Sikhī. The twentieth of the twenty four Buddhas.
He was born in the Nisabha pleasance in Arunavatī,
his father being the khattiya Aruna (Arunavā) and
his mother Pabhāvatī.
He was so named because his unhīsa stood up like a flame (sikhā).
For seven thousand years he lived in the household in three palaces - Sucanda, Giri, Vahana (BuA.p.201 calls them Sucanda kasiri, Giriyasa and Nārivasabha) -
his wife being Sabbakāmā and his son Atula.
He left home on an elephant,
practised austerities for eight months,
was given milk rice by the daughter of Piyadassī setthi of Sudassananigama,
and grass for his seat by Anomadassī.
His Bodhi was a pundarīka.
His first sermon was preached in the Migācira pleasaunce near Arunavatī,
and his Twin Miracle was performed near Suriyavatī under a campaka tree.

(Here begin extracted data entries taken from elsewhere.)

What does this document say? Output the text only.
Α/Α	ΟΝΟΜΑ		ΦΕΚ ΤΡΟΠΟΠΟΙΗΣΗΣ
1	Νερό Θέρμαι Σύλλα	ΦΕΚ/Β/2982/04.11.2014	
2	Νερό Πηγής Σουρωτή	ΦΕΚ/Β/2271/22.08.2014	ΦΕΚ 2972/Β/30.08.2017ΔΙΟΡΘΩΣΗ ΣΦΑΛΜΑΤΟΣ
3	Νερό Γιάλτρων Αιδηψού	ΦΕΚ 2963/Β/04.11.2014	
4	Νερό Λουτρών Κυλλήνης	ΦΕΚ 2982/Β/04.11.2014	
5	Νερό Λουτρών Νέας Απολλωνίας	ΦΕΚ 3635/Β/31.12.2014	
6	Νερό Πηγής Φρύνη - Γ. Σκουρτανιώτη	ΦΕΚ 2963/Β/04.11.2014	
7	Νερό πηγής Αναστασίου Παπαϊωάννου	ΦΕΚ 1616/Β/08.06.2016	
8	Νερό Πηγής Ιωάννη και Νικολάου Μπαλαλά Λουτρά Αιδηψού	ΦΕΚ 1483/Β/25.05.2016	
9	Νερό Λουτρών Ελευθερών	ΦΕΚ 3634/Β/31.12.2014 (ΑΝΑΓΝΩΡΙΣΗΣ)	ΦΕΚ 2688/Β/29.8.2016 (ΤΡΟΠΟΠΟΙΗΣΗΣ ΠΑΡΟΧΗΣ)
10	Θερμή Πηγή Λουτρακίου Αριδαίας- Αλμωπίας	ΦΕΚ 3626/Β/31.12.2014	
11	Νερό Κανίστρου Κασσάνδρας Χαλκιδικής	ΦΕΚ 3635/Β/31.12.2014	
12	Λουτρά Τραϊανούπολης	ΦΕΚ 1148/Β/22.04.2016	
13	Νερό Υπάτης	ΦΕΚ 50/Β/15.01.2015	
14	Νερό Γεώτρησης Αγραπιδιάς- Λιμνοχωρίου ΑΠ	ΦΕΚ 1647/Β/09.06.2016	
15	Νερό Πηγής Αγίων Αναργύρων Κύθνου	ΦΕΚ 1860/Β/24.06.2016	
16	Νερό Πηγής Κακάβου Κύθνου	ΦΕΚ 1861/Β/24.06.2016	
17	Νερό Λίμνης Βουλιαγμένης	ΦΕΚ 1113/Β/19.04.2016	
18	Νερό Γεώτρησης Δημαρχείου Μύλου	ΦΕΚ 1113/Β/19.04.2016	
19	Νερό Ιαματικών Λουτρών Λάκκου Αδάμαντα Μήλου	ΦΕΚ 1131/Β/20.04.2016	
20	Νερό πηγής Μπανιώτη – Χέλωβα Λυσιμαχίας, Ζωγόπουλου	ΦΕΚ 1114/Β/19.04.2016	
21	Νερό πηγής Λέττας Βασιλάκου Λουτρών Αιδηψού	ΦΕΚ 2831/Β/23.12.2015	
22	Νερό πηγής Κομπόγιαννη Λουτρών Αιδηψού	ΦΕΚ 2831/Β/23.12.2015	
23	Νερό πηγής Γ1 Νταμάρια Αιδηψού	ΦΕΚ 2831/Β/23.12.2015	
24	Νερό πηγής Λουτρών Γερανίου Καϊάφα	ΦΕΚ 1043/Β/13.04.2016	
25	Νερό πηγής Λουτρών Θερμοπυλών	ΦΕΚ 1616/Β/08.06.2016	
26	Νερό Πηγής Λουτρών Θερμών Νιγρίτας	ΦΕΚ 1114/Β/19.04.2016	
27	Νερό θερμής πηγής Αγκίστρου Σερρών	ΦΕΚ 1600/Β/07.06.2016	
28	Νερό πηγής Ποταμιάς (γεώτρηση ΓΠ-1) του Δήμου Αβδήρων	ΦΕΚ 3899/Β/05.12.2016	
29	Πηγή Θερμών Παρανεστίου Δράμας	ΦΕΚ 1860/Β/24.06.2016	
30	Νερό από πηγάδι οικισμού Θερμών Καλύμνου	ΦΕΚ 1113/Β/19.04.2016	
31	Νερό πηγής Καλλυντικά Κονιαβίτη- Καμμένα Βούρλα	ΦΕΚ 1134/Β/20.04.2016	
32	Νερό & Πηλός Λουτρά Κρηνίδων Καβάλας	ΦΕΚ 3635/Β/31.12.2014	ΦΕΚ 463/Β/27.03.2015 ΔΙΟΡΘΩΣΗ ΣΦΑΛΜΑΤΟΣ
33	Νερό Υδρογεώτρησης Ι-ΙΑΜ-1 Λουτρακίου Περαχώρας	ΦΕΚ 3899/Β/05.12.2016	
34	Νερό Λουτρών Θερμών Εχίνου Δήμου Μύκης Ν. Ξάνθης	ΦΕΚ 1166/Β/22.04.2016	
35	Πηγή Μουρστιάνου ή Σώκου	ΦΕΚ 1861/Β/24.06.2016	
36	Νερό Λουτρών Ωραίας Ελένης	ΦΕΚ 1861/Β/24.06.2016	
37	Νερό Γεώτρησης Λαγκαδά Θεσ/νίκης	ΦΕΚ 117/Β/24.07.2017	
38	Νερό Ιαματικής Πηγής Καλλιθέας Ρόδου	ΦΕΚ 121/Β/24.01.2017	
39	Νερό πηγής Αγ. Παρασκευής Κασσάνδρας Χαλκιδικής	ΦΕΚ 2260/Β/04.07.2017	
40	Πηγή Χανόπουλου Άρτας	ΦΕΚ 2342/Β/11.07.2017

The Bodhisatta was Arindama, king of Paribhutta. Abhibhū and Sambhava were his chief disciples among Monks, and Akhilā (Makhilā) and Padumā among nuns.
His Constant attendant was Khemankara.
Among his patrons were Sirivaddha and Canda (Nanda) among men,
and Cittā and Suguttā among women.
His Body was sixty cubits high, and he lived to the age of seventy thousand years, dying in Dussārāma (Assārāma) in Sīlavatī.
Over his relics was erected a thūpa three leagues in height
(Bu.xxi.; BuA.201ff.; cf. D.ii.7; iii.195f.; J.i.41, 94; DhA.i.69; S.ii.9; Dvy.333).
Sikhī Buddha held the Pātimokkha ceremony only once in six years (DhA.iii.236; cf. Sp.i.191).
For a visit paid by him to the Brahma World see Abhibhū. His name also occurs in the Arunavatī Paritta (q.v.).
Sikhī Sutta. The process by which Sikhī Buddha, like the other Buddhas, reached Enlightenment. S.iii.9.